Schools like this no longer exist in Britain, but we used to have what were termed "direct-grant schools". Local education authorities used to pay grants to these schools but these did not cover all the costs and so most pupils at "direct-grant schools" had to pay fees, though not as much as at a truly private school. I think Brits would understand "state-susidised" to mean state schools. Public-private partnerships usually involve businesses.
Another possibility would be "grant-aided". I think Brits would understand this to mean that some funds are provided by the government but that not all the costs are covered.
Yes, I do understand you explanation Soop Puss, though here in Spain you can take your children to such "colegio concertado" and ask for a grant as well, so I think the terms "direct-grant school" or "grant-aided" would be confused.
What about "state financed but private management school"?
Perhaps I wasn't clear: the grant went to the school, not to the pupil. Grants were not calculated on the basis of individual pupils but as a total amount depending on the views of the local education authority: perhaps they disagreed with the concept of "direct-grant schools" and so would give less grant; perhaps they wanted to encourage the school to take in more children from families that couldn't afford to pay the fees and so would give more grant; etc.
I still think "state-financed but privately-managed" suggests all the costs are covered by the government.

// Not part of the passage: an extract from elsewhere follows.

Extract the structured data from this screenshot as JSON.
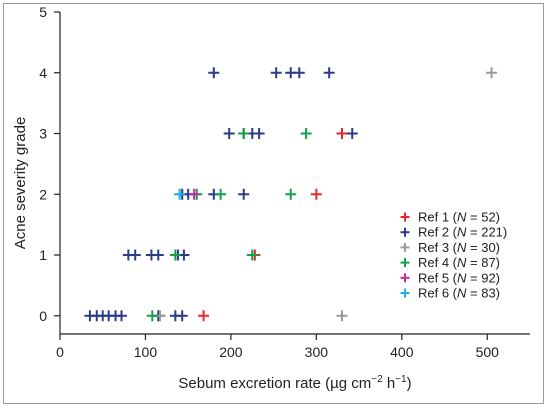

And in fact, "privately managed" even suggests the school is owned by the education authority but they have subcontracted the management to a private company or organisation.
From what you say, I understand that your translation is intended for Spanish readers, rather than native English speakers. That being the case, perhaps you should ask a few Spanish speakers what they understand by tpmonline's suggestion "state-subsidised". If they think the term describes a "colegio concertado", that will probably be the best term for you to use.